Il calcio italiano piange Sergio Brighenti. L’ex attaccante dell’Inter e della Nazionale è morto questa notte all’età di 90 anni. Campione d’Italia con i nerazzurri nel 1953 e nel 1954, ha vestito anche le maglie di Sampdoria e Torino. Brighenti è stato uno dei più prolifici attaccanti nella storia del campionato italiano segnando in campo, dal 1949 al 1965, 155 gol in carriera giocando sia in A che in B. Con la maglia dell’Inter, società alla quale è legato in modo indissolubile, ha conquistato due scudetti nelle stagioni 1952/53 e 1953/54, mentre in Nazionale è stato il primo azzurro a segnare all’Inghilterra nel celebre stadio di Wembley, prima che gli Azzurri di Mancini ripetessero quell’epopea ad Euro 2020.

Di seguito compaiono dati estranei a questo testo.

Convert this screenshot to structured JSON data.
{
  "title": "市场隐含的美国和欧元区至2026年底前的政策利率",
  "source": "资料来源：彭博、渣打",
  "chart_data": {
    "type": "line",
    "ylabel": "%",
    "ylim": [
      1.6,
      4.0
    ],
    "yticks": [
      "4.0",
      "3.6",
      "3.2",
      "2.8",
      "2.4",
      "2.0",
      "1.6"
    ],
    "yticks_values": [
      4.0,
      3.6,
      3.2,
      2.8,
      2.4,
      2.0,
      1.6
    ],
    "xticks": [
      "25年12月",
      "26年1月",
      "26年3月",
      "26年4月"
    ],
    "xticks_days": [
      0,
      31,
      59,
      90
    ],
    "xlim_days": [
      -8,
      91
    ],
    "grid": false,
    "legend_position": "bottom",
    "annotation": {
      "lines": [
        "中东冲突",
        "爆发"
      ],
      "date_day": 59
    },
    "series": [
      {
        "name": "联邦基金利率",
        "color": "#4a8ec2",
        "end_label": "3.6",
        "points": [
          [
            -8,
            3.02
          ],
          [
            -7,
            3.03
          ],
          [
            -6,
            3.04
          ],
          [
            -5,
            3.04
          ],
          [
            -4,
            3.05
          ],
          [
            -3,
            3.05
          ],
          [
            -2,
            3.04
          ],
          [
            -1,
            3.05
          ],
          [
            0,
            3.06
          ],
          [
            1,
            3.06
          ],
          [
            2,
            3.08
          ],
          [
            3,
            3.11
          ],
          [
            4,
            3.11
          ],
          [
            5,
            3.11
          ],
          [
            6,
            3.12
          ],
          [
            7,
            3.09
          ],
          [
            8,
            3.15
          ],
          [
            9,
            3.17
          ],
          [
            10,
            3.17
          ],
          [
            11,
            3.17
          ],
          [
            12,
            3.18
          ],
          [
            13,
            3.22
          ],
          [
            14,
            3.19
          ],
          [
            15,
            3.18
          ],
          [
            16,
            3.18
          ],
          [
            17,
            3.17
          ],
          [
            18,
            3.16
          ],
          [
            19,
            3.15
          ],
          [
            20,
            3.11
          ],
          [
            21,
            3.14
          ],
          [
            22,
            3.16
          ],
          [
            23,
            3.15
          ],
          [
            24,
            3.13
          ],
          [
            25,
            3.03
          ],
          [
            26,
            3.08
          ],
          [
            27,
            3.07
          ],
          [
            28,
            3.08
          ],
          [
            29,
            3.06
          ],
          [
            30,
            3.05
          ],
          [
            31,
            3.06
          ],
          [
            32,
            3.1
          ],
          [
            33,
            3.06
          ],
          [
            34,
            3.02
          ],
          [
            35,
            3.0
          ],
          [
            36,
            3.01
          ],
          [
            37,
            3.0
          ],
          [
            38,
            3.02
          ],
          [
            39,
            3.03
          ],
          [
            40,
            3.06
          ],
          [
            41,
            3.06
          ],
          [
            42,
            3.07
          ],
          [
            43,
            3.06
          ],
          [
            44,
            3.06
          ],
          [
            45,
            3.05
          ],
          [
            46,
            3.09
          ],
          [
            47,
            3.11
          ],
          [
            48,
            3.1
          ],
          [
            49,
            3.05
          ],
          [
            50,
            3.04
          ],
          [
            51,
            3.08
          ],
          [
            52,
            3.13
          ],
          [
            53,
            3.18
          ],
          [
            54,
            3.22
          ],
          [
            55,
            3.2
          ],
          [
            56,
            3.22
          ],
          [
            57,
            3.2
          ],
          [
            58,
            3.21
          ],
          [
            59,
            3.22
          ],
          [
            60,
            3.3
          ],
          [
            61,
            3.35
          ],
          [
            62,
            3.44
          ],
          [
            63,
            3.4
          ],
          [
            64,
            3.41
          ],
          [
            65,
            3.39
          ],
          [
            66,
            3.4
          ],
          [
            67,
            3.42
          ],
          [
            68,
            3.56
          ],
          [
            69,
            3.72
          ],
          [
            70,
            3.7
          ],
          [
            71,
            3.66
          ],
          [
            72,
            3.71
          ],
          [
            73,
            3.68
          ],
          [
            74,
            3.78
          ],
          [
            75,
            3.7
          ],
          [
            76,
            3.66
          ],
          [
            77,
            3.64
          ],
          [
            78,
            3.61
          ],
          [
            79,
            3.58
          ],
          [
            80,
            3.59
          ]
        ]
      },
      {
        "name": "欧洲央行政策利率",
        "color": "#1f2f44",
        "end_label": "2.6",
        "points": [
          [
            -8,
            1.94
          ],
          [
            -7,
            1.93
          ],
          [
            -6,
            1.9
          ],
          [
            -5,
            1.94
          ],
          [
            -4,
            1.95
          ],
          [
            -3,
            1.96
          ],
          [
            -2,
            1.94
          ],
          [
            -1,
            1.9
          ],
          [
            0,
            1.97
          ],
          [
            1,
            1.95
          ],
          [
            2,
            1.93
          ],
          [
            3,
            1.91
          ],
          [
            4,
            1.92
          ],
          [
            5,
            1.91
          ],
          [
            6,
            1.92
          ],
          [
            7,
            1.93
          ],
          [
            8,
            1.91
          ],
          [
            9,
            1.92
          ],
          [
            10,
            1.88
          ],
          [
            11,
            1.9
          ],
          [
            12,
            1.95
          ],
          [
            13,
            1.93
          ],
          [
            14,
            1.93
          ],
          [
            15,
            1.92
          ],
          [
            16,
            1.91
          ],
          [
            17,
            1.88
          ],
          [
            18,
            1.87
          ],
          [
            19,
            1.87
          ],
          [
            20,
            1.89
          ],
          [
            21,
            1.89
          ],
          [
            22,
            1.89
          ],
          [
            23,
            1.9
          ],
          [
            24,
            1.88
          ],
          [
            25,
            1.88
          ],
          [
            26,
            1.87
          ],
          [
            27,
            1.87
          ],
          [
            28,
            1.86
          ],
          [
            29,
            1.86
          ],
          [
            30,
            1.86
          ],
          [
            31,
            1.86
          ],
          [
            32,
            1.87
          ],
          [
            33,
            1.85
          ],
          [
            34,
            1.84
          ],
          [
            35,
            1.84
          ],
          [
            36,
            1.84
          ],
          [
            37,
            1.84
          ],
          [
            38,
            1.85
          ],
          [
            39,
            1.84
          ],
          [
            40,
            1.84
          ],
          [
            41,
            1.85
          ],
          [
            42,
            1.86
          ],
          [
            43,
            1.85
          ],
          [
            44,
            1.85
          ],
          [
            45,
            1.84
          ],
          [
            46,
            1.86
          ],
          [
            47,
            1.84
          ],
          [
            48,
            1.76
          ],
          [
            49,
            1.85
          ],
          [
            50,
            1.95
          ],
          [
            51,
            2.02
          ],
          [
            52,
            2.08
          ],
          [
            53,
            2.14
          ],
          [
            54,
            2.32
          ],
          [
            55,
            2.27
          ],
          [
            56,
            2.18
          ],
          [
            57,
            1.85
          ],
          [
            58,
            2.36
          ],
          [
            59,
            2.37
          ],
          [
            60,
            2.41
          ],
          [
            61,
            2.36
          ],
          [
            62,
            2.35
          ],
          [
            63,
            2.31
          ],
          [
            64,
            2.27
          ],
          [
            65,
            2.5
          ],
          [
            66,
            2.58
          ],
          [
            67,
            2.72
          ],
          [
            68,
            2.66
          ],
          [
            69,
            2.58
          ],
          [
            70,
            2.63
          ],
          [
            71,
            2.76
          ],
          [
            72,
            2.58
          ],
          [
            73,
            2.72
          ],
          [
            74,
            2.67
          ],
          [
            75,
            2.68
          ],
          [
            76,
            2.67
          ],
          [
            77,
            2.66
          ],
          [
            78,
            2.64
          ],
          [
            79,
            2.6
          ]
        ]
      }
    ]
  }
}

Giovedì mattina alle ore 10.30 ci sarà il funerale nella chiesa Santi Apostoli Piero e Paolo in via Papa Giovanni XXIII ad Arluno in provincia di Milano.
Il presidente della Figc, Gabriele Gravina ha dichiarato: “Con Sergio Brighenti se ne va uno straordinario attaccante, che ha accompagnato diverse generazioni di appassionati, e un grande uomo di calcio, che ha legato il suo nome allo storico primo gol azzurro a Wembley e alla Nazionale allenata da Azeglio Vicini, di cui è stato braccio destro. Alla famiglia le mie condoglianze e quelle di tutta la Federcalcio”.